Et soudain ce regard qui capta son attention. Ce regard brillant, joyeux et déterminé qui lui
fit l’effet d’une claque. Une claque parce que lui seul savait ce que ces deux yeux sombres
cachaient derrière un masque de bonheur apparent. Ce regard, sur le polaroïd épinglé au
mur, subissant l’érosion du temps et passablement recouvert de dessins et de papiers
divers, c’était le sien.
Il se souvenait parfaitement du moment précis où l’appareil photo avait immortalisé son
sourire vacillant alors qu’il étreignait ses enfants pour ce qu’il craignait être la dernière fois.
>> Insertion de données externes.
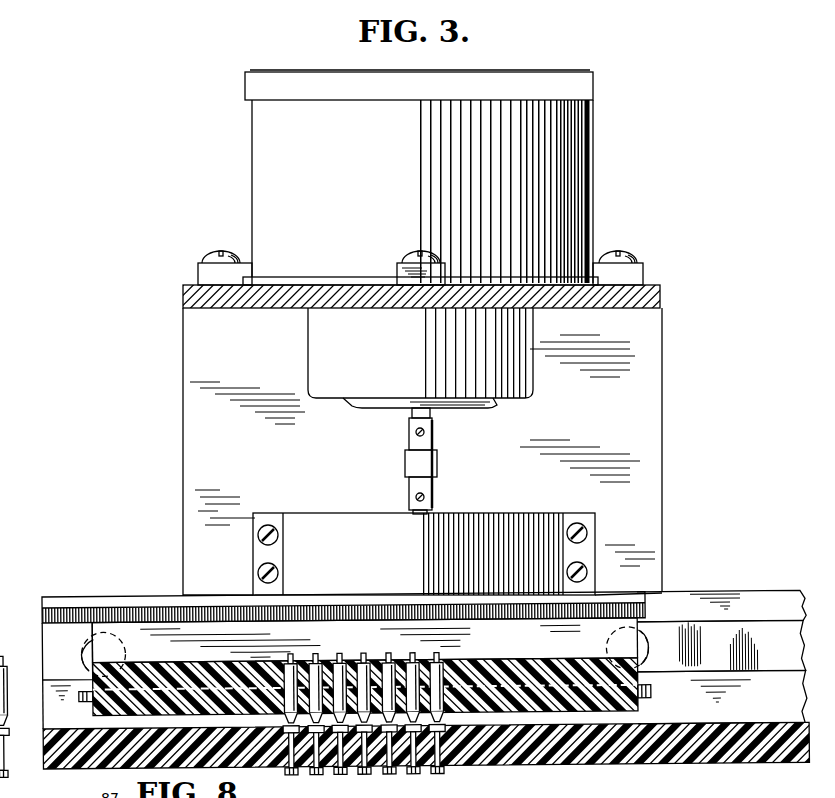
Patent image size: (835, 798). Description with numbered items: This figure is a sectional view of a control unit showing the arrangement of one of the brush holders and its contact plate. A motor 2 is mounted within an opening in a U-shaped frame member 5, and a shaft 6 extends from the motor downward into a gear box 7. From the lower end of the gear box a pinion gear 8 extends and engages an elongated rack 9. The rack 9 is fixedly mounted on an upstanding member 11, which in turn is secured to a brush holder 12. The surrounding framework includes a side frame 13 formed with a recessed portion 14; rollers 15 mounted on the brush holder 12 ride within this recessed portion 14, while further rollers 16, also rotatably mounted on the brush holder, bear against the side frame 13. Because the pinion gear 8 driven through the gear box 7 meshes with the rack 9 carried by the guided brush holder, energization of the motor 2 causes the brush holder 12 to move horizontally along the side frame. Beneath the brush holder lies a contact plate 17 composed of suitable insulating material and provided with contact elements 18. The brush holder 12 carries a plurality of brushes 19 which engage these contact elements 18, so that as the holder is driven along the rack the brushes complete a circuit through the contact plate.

The motor 2 is at (592, 228).
The U-shaped frame member 5 is at (653, 353).
The shaft 6 is at (434, 462).
The gear box 7 is at (523, 513).
The pinion gear 8 is at (352, 623).
The elongated rack 9 is at (613, 608).
The upstanding member 11 is at (645, 659).
The brush holder 12 is at (640, 717).
The side frame 13 is at (770, 597).
The recessed portion 14 is at (758, 676).
The rollers 15 is at (80, 655).
The rollers 16 is at (80, 700).
The contact plate 17 is at (568, 771).
The contact elements 18 is at (315, 777).
The brushes 19 is at (314, 656).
Cette photo, c’était celle qu’il voulait emmener avec lui avant de se livrer corps et âme
dans la bataille, comme un ultime souvenir. Il se rappelait cette étreinte fébrile, cette peur
de ne plus jamais les revoir.
Épinglée au mur parmi des dizaines d’autres papiers, la photo était là depuis ce qu’il lui
semblait être une éternité. Et pour la première fois depuis longtemps, il avait posé les yeux
dessus. Pourquoi ce regard le happait-il maintenant ? Au fond de lui, il pensait le savoir.
Elle était le symbole de sa victoire. Ce jour-là, il avait gagné. Malgré l’adversité, il était
rentré sain et sauf du supermarché, avec le dernier rouleau de papier toilette.